Last week’s blog on growing STM sparked some debate, mostly around the realization that if existing powerful publishers who work in research article publishing drive business development towards the workflow of researchers and towards the implications of data analysis and visualization, then current business models may collapse in time – and much else with them. For many publishers this may be expressed as a struggle to “buy time” – prop up the existing business model while culturing the new one. And a part of that culture change is almost never discussed publicly in STM circles. It is the skills changes that will have to take place as publishers (article and journal vendors) have to move from satisfying the generalized, “Big Deal” based procurement requirements of powerful research librarians, library network tsars and institutional information management to coping with the market of many, the precise needs of a researcher, a project or a department. While I have not been to a library-based meeting in over a decade without someone raising the plight of disintermediated librarians, no one seems worried by the idea that the front part of the publishing pantomime horse is innovating in development terms a sequence of product and market shifts that the sales and marketing back legs have no clue how to sell.

This thought struck particularly forcefully this week when I read an article (http://editorsupdate.elsevier.com/issue-39-june-2013/how-to-handle-digital-content/) posted on the Elsevier website on 26 June. Ten years ago I played a brief part as a judge in a competition called The Article of the Future (AotF) organized by Elsevier’s David Marques. Then our aspiration was simply to make the article a born digital environment, not a digitized print artifact. A decade later that is triumphantly achieved, and now the question is the other way about: the article is something which can only exist digitally, and may never again be satisfactorily “printed”. The value in an article, for Elsevier, can only be revealed inside ScienceDirect. The data cursor and interactive plot viewer that enables you to look at the author’s data points will only be available there. Presentation which puts the article in a central pane with a column of navigation on the left and references and tools on the right will be the way to view an article there. Here Kitware SAS have installed a 3D molecular viewer and 3D archaeological viewer – authors upload the model as a supplementary file, and the service then copes with both ribbons and “balls-and-sticks” modelling. A neuroscience 3D imaging package follows.

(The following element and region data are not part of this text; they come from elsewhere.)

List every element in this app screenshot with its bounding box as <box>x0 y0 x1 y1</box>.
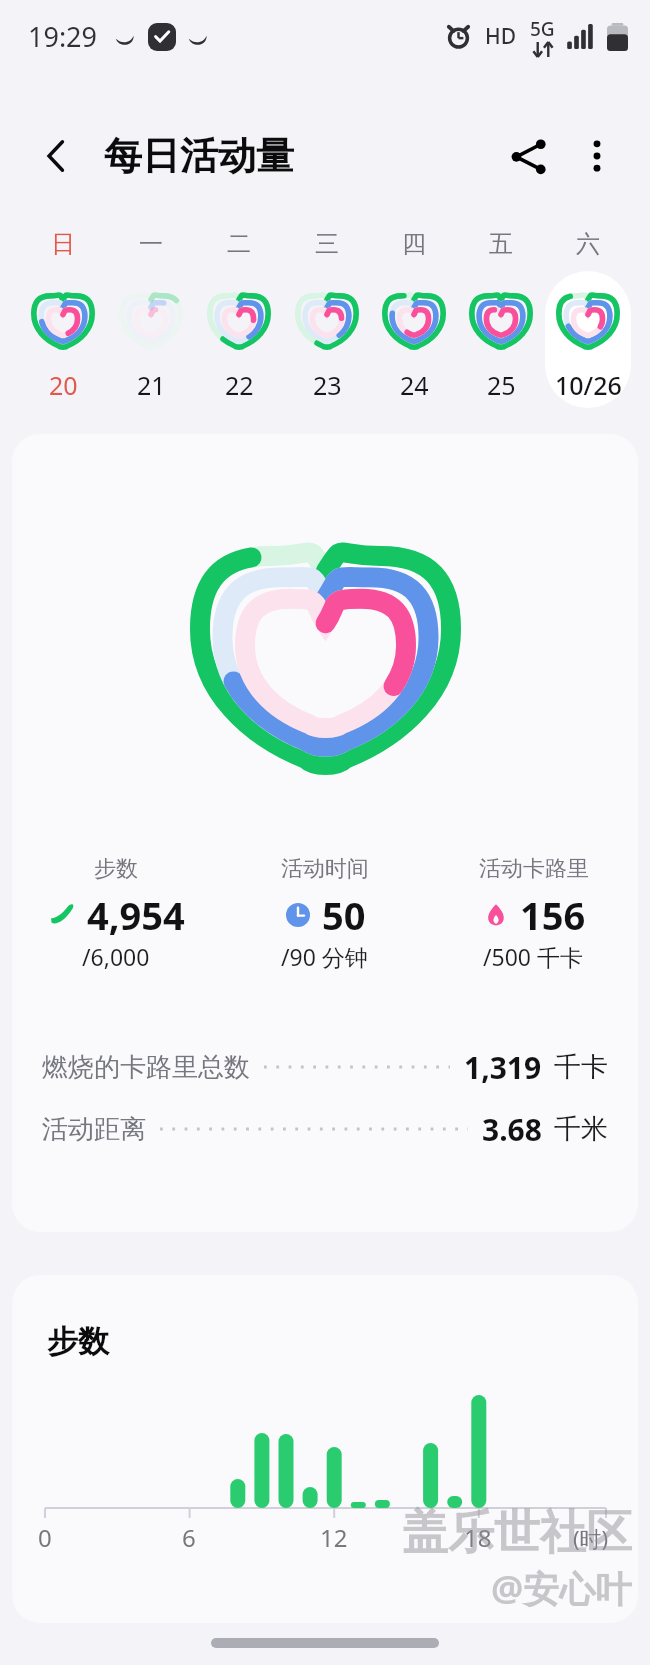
staticText: 千卡 <box>554 1050 608 1084</box>
button[interactable]: 活动卡路里 <box>429 855 638 972</box>
staticText: 二 <box>227 229 251 259</box>
staticText: 每日活动量 <box>104 132 294 180</box>
button[interactable]: 21 <box>108 271 194 408</box>
staticText: 四 <box>402 229 426 259</box>
staticText: 6 <box>182 1521 196 1554</box>
button[interactable]: 燃烧的卡路里总数 <box>42 1045 608 1089</box>
staticText: 5G <box>530 16 555 42</box>
staticText: 21 <box>137 368 166 402</box>
staticText: 10/26 <box>555 368 622 402</box>
staticText: 活动时间 <box>281 855 369 883</box>
staticText: 六 <box>576 229 600 259</box>
staticText: 50 <box>322 889 366 941</box>
button[interactable]: 25 <box>458 271 544 408</box>
staticText: 盖乐世社区 <box>402 1504 632 1562</box>
staticText: @安心叶 <box>491 1564 632 1613</box>
staticText: 19:29 <box>28 18 98 55</box>
staticText: HD <box>485 22 517 51</box>
staticText: (时) <box>573 1523 609 1553</box>
button[interactable]: 活动距离 <box>42 1107 608 1151</box>
button[interactable]: 22 <box>196 271 282 408</box>
staticText: 日 <box>51 229 75 259</box>
staticText: 步数 <box>47 1322 109 1361</box>
button[interactable]: 24 <box>371 271 457 408</box>
staticText: 12 <box>320 1521 348 1554</box>
staticText: 步数 <box>94 855 138 883</box>
staticText: /500 千卡 <box>483 941 584 972</box>
button[interactable]: Share <box>500 127 558 185</box>
staticText: 22 <box>225 368 254 402</box>
staticText: 4,954 <box>87 889 185 941</box>
staticText: 五 <box>489 229 513 259</box>
staticText: /90 分钟 <box>281 941 368 972</box>
button[interactable]: Back <box>28 127 86 185</box>
staticText: 24 <box>400 368 429 402</box>
staticText: 三 <box>315 229 339 259</box>
staticText: 一 <box>139 229 163 259</box>
staticText: 3.68 <box>482 1109 542 1150</box>
staticText: 千米 <box>554 1112 608 1146</box>
staticText: 23 <box>313 368 342 402</box>
button[interactable]: 23 <box>284 271 370 408</box>
button[interactable]: 10/26 <box>545 271 631 408</box>
staticText: 1,319 <box>464 1047 542 1088</box>
staticText: 18 <box>464 1521 492 1554</box>
staticText: 20 <box>49 368 78 402</box>
button[interactable]: 活动时间 <box>220 855 429 972</box>
staticText: 活动距离 <box>42 1113 146 1146</box>
staticText: 0 <box>38 1521 52 1554</box>
staticText: /6,000 <box>82 941 150 972</box>
staticText: 25 <box>487 368 516 402</box>
button[interactable]: More options <box>568 127 626 185</box>
button[interactable]: 步数 <box>12 855 220 972</box>
button[interactable]: 20 <box>20 271 106 408</box>
staticText: 燃烧的卡路里总数 <box>42 1051 250 1084</box>
staticText: 156 <box>520 889 586 941</box>
staticText: 活动卡路里 <box>479 855 589 883</box>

Then there are the Executable Papers. Just as f1000 has been insisting that data files must accompany articles where relevant, so Elsevier has been experimenting with the journal “Computers & Graphics”. One of the things an article was always intended to do but never managed on paper was to “achieve the full reproducibility of key scientific findings”. Here is a dream of scholarly communication coming closer. Then add some tools: Elsevier show an interactive (Google) map viewer, a chemical compound viewer, interactive phylogenetic trees, and MATLAB figures. And here at last are simple links to connect articles with data held in data repositories, and alongside them links to a PubChem Compound viewer that they have built jointly with the National Center for Biotechnology and Information. Finally, for authors publishing in this AotF format, why not add some AudioSlides? Here, in a voice file with some slides, you can add introduce the concepts and add your own view, outside of the article itself but attached to it, on why this may be important. If article publishing is researcher marketing, this must be a great advance.

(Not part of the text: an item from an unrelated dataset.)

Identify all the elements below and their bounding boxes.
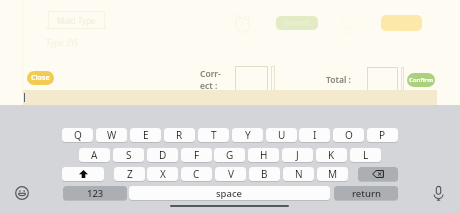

So here we have scholarly communication back in the hands of scholars, in the context of wholly digital networked exchanges. With f1000 now creating a logic for post-publication peer review, we can envisage the complete disappearance of the second and third tier journals, with the high brand top journals selecting their articles as post-initial publication edited versions, reflecting some of the feedback and adding more data and supplementary information. In some fields the data and its modelling and the researcher conclusions will stand alone as citable “papers”. The Big Deal argument collapses, as it already threatens to do, into a discussion on database access, and Open Access (more of a threat to librarians than publishers). While publishers use the added value digital article game as a way of bridging the move into workflow markets, they need to know that this is a temporary bridge: in less than five years what seems futuristic today about the Article of the Future will be part of the desktop toolset of every scientist preparing an article for initial publication in his own repository. The emphasis then, and the business of many who call themselves publishers now, will be on selling those tools, creating the services that integrate content in to the context of the research enquiry, enabling the retention and cross-referencing of knowledge, and tracking the benefits – and costs – of lines of research. The race to the Electronic Lab Manual and its successors was never more apparent.

And in this world where are the Research Librarians? One cannot argue with those who point out that important roles of preservation need to be tackled, or that research teams, departments and individuals will all need support and advice. But if those tasks are information management roles within the research team, supported and funded just like the publication of articles, then the infrastructure of buildings and people and budgets surrounding the word “library” may become an anachronism. Publishers who see this as a major release of resources may be tempted to rejoice. Those in sales and marketing who loved the years of brokering “Big Deals” may cry, for the world that beckons requires them to do what every other digital marketplace has had to do, often with limited success: understand the working lives of ultimate end-user customers with an understanding of how they might save time and trouble in the search for greater productivity, better decision making, and improved compliance with research benchmarks and good practise.